La Puebla del Río, un municipio al que siempre volver a visitar para descubrir sus inmensas riquezas.
OPINIÓN
MANUEL BEJARANO- ALCALDE DE LA PUEBLA DEL RÍO
«LA PUEBLE DEL RÍO, UN LUGAR DEL QUE ENAMORARSE»

La Puebla del Río debe sentirse orgullosa como pueblo. A su riqueza patrimonial se le une un maravilloso marco natural que concentra un amplio abanico de fauna y flora y en el que se respira el aire más puro de la marisma a las mismas puertas de la Doñana más sevillana. Todo ello, bañado con la pureza del río Guadalquivir, lo que nos aporta una visión del día a día en el que detenerse para admirar los atractivos de la localidad y enamorarse de nuestro pueblo continuamente.
Pero, si hay algo que también caracteriza a nuestro municipio, esa es la gentileza de sus vecinos y vecinas. El cigarrero recibe con los brazos abiertos a sus visitantes, con hospitalidad y amabilidad, ofreciéndole todo lo que está en su mano cada vez que tiene oportunidad. Claras pruebas de ello son nuestras fiestas de San Sebastián, el Corpus Christi o la gran cantidad de eventos que organizamos durante el año, en los que multitud de personas de otras localidades acuden a La Puebla para disfrutar de su forma de ser. Y eso, igualmente, se traduce en el día a día, en cada fin de semana.

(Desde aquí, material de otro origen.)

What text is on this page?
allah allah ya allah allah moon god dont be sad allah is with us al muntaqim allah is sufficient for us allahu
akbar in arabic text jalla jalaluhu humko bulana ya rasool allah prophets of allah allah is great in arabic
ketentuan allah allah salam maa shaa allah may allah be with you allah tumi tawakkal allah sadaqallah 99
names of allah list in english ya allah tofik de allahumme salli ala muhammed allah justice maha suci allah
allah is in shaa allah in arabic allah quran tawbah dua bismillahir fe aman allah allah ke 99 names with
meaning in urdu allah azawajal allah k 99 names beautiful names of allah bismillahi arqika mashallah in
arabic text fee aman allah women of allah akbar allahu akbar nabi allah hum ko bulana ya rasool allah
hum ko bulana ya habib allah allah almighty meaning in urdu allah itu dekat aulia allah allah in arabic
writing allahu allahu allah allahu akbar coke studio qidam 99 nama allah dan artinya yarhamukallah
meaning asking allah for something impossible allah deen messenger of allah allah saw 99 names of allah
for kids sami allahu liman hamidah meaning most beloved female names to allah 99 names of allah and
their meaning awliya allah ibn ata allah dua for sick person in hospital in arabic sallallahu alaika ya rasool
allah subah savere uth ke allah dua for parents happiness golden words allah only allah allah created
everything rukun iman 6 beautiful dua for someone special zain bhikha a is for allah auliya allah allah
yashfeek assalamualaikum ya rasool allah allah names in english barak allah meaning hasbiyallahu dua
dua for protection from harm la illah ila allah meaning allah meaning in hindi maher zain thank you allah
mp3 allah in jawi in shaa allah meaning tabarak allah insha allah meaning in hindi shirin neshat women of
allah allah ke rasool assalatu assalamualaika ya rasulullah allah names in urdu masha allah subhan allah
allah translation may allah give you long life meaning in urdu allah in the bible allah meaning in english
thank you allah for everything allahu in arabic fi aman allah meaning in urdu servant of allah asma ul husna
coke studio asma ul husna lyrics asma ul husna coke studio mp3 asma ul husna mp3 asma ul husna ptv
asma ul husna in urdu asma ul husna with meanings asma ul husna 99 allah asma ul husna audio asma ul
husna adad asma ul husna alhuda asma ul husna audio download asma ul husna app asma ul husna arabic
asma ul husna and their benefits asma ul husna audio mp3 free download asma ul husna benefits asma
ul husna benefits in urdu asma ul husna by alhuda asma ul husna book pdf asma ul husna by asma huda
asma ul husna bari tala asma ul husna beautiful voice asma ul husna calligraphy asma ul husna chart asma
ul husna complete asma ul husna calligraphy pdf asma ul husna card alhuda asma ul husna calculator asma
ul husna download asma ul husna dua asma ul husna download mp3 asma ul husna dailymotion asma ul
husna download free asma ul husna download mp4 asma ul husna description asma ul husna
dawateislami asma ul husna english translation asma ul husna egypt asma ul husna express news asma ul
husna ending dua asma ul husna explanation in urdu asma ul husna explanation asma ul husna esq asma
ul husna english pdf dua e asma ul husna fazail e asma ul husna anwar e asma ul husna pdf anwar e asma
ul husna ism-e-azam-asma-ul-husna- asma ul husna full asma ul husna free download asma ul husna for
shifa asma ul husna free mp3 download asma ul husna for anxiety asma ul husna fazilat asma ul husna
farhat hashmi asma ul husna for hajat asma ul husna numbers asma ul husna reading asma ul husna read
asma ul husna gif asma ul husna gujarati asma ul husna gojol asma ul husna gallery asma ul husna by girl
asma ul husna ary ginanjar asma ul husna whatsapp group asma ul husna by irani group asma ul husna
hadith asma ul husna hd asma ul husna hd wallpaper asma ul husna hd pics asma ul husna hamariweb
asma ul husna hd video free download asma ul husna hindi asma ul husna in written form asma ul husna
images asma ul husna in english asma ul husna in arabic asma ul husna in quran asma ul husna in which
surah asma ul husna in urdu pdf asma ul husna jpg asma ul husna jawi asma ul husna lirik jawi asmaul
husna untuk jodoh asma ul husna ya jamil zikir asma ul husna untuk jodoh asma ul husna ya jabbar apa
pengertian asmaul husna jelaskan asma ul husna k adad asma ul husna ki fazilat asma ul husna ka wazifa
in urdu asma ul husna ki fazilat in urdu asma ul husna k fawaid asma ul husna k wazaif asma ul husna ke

La principal misión del alcalde de La Puebla del Río es la de mantenerla como municipio referencia dentro de la provincia, tanto por su legado patrimonial, como por su maravilloso entorno natural y el ritmo cultural y turístico a lo largo del año. El arte de su gente, esa especial forma de ser y los rincones entrañables que conocer. Desde el Ayuntamiento trabajamos por un pueblo limpio y atractivo para ofrecer alternativas reales al turista. Visitar La Puebla es y debe ser sinónimo de felicidad. Un plan inmejorable para todo aquel que desee descubrir un trocito de la Sevilla marismeña.